Aber eigentlich war es früher (und oft noch heute) doch so: Man geht in ein Geschäft hinein, kauft etwas, bezahlt mit Bargeld und bleibt vollkommen unidentifiziert, unerkannt. Aber das soll offenbar bald nicht mehr möglich sein, zumindest online. Oder: Möglich bleibt es schon, aber es soll langsam aus der Mode kommen, so wie gerade in vielen Ländern das Zahlen mit Bargeld aus der Mode zu kommen scheint.

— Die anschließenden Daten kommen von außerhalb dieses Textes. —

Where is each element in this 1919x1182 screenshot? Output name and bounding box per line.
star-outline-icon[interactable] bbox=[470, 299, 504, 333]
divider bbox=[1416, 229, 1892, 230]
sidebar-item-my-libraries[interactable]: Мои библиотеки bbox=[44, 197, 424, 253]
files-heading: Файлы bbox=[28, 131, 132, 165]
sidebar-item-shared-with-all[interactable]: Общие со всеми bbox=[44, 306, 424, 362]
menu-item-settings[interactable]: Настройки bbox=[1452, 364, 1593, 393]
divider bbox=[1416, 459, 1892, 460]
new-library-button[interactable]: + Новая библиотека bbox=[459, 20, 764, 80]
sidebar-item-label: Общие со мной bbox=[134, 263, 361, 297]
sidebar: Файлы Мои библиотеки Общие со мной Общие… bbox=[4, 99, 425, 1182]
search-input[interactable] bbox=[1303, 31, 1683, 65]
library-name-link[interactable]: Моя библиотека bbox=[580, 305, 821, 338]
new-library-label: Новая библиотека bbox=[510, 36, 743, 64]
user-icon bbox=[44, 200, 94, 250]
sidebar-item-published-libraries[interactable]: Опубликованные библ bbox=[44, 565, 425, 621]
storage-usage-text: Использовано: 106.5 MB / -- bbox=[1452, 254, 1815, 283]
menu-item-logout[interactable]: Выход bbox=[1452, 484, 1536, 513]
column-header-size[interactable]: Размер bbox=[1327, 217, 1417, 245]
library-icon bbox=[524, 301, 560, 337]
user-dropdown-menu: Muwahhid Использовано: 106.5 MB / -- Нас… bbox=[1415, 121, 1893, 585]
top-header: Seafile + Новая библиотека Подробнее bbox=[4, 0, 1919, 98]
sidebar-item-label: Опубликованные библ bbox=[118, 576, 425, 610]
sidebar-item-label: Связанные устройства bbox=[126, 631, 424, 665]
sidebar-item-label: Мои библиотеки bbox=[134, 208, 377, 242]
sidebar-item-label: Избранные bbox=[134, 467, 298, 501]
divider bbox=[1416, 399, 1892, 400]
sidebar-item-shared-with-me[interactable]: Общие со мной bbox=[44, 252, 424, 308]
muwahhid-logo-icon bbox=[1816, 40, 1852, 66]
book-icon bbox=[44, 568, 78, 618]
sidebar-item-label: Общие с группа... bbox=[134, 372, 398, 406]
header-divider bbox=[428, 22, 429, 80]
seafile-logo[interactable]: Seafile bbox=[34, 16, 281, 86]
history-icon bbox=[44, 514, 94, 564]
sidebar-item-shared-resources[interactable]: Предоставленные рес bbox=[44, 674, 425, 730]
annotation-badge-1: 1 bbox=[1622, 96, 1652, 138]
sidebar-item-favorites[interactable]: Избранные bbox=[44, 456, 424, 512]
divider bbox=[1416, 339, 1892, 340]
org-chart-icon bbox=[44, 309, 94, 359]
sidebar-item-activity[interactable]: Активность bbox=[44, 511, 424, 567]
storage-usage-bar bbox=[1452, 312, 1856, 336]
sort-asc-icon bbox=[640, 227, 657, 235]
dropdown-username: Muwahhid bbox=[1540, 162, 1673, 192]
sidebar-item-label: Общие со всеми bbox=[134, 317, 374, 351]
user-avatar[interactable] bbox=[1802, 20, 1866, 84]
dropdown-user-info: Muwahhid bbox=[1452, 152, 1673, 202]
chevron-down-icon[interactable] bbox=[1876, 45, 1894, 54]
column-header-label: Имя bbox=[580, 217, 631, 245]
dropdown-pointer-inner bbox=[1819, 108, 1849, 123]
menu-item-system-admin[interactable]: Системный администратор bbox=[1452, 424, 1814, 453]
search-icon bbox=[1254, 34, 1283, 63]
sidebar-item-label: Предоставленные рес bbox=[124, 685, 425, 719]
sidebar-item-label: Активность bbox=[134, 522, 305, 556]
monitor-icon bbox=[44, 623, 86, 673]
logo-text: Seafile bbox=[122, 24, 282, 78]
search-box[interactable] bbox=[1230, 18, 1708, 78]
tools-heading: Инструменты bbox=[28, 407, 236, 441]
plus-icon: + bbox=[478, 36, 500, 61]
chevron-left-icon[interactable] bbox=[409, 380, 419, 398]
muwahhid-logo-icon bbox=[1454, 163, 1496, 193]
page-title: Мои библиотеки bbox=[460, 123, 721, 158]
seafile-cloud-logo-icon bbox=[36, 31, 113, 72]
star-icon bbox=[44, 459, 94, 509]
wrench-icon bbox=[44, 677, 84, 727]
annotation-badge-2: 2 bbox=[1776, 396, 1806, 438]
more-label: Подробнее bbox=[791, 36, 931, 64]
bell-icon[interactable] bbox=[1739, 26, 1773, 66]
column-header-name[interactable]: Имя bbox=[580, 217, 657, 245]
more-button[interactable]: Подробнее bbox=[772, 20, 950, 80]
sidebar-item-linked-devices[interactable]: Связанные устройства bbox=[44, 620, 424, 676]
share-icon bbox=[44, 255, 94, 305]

Die Schweizer haben sich nun denkbar knapp mit 50,39 Prozent für die E-ID entschieden – eine elektronische Identität, über die sie nach Einführung angeblich „selbstbestimmt“ verfügen sollen und die freiwillig sein soll, wie das immer so gesagt wird. Den Ausschlag gaben die Städte über die ländlichen Kantone, heißt es nun. Die Mehrheit der Kantone, 18 von 26, lehnte den Vorschlag ab. Aber ein sogenanntes Ständemehr war nicht nötig, das Volksmehr genügte in dieser Frage.

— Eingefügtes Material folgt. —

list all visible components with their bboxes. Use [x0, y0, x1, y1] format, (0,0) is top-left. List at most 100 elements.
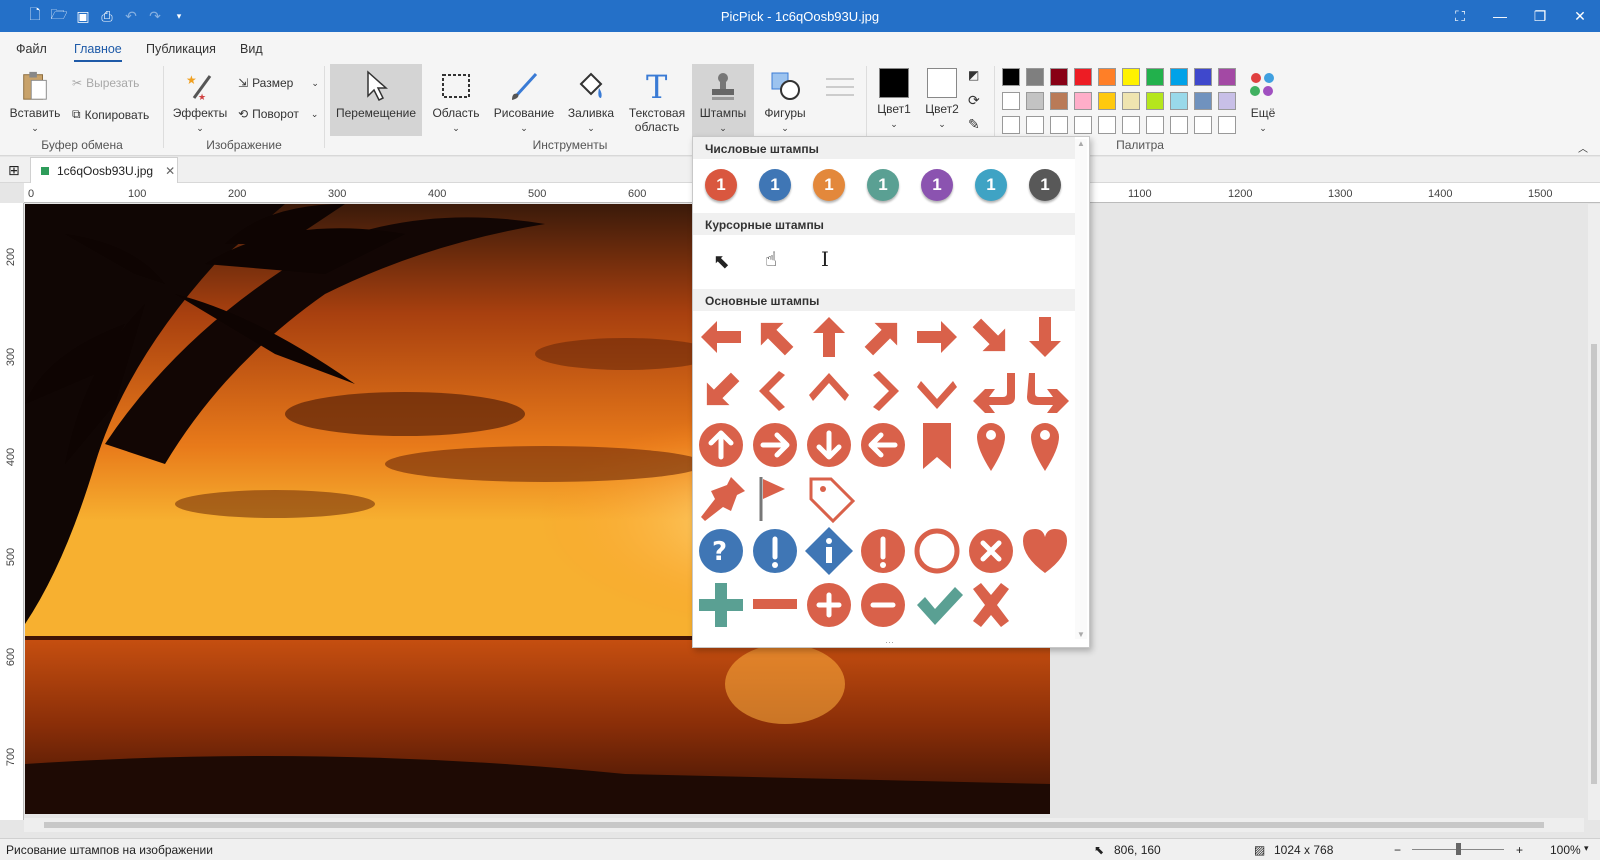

Immer mehr Regierungen wünschen sich offenbar eine digitale, elektronische Identifikation ihrer Bürger. In Estland und Belgien wird sie automatisch vom Staat vergeben, in Schweden und Norwegen geschieht dasselbe durch Banken (BankID). In Großbritannien will die regierende Labour-Partei eine Digital-ID (neckisch „Brit Card“ genannt) einführen, ohne die die Briten keine neue Arbeitsstelle mehr antreten können. Das hintertreibt offensichtlich jede behauptete Freiwilligkeit. Aber auch in anderen Ländern fürchten Bürger einen Dammbruch, wenn eine E-ID erst eingeführt ist. Dann ist es nur ein kleiner Schritt hin zu einer Verpflichtung, eine elektronische ID zu besitzen und zu nutzen.
In der Schweiz gab es ein „breite Allianz“ für die Ja-Kampagne – im Parlament aus Abgeordneten von SVP bis zu den Grünen und in der Wirtschaft. Der Anwalt und Aktivist Markus Haintz spricht vom aufgestoßenen „Tor zur digitalen Hölle“ und einem selbstgewählten „digitalen Gefängnis“, das den Weg zum digitalen Zentralbankgeld und einem Social-Credit-System öffne. Volksabstimmungen seien „in einer durch gekaufte Medien gelenkten Demokratie“ keine Garantie für vernünftige Entscheidungen.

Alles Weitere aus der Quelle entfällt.